Whatever you do, do not call the events at the upcoming presidential conventions that feature Kanye West and the band Daughtry "concerts."

They are not, according to their sponsor, the Recording Industry Association of America. They are multi-hour educational exhibitions at which the artists, well, sing, but only for a short while. They are actually large receptions filled with edifying messages from Bono's One Campaign, which fights global poverty -- a major policy initiative.

Also, please note that all this focus on policy has nothing whatsoever to do with new ethics rules that make it hard for lobbying groups such as the RIAA to entertain lawmakers and their staffs unless the get-togethers are work-related and "widely attended."

"We look forward to co-hosting with our partners at the One Campaign two of the most informative and exciting events at the conventions," said Jonathan Lamy, a senior vice president of the recording association.

He added, surely as an afterthought: "As with any event we are involved in, we make sure to take whatever steps are necessary to ensure that it complies with all relevant ethics rules."

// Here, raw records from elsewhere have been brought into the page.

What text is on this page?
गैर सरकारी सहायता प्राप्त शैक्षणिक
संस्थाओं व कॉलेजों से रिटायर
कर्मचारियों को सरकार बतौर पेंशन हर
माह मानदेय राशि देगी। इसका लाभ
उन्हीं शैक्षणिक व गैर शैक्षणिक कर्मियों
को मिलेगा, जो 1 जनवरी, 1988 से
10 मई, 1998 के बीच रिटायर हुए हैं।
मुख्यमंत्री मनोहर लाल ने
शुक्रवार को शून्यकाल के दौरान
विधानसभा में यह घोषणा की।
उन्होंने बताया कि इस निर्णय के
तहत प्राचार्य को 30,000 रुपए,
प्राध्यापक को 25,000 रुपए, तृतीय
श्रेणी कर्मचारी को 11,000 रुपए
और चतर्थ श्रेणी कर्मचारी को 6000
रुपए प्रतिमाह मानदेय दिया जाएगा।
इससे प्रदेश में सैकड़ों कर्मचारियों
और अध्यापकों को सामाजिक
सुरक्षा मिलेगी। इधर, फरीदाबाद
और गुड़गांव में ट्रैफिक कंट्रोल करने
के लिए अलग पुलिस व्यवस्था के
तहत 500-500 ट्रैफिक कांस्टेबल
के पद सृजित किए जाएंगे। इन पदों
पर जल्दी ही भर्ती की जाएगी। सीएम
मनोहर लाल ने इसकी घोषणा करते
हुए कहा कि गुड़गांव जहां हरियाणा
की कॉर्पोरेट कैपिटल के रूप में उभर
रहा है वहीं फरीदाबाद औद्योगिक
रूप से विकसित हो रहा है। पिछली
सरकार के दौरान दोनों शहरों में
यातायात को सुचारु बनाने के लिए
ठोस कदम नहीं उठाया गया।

Lamy needn't have worried. In recent weeks the congressional ethics committees have issued interpretations of the rules that take most lobbying groups off the hook when it comes to limits on what they can sponsor at the conventions.

The House committee has said lawmakers can go to the good parties as long as they attend as part of a convention delegation, not as a member of Congress. Exactly how that transformation magically occurs is not spelled out.

The Senate committee has said that any event at which 25 or more other people show up is also just fine. Then again, who's counting?

As a result, it appears that almost anything goes despite the efforts last year to rein in lobbyist parties.

"Navigating these waters is like shooting the rapids, but there is a way to do it," said Kenneth A. Gross of Skadden, Arps, Slate, Meagher & Flom.

"People used to think it was carnival time at the conventions," said Robert L. Walker, an ethics expert at Wiley Rein. "Now, it's arguably modified carnival time."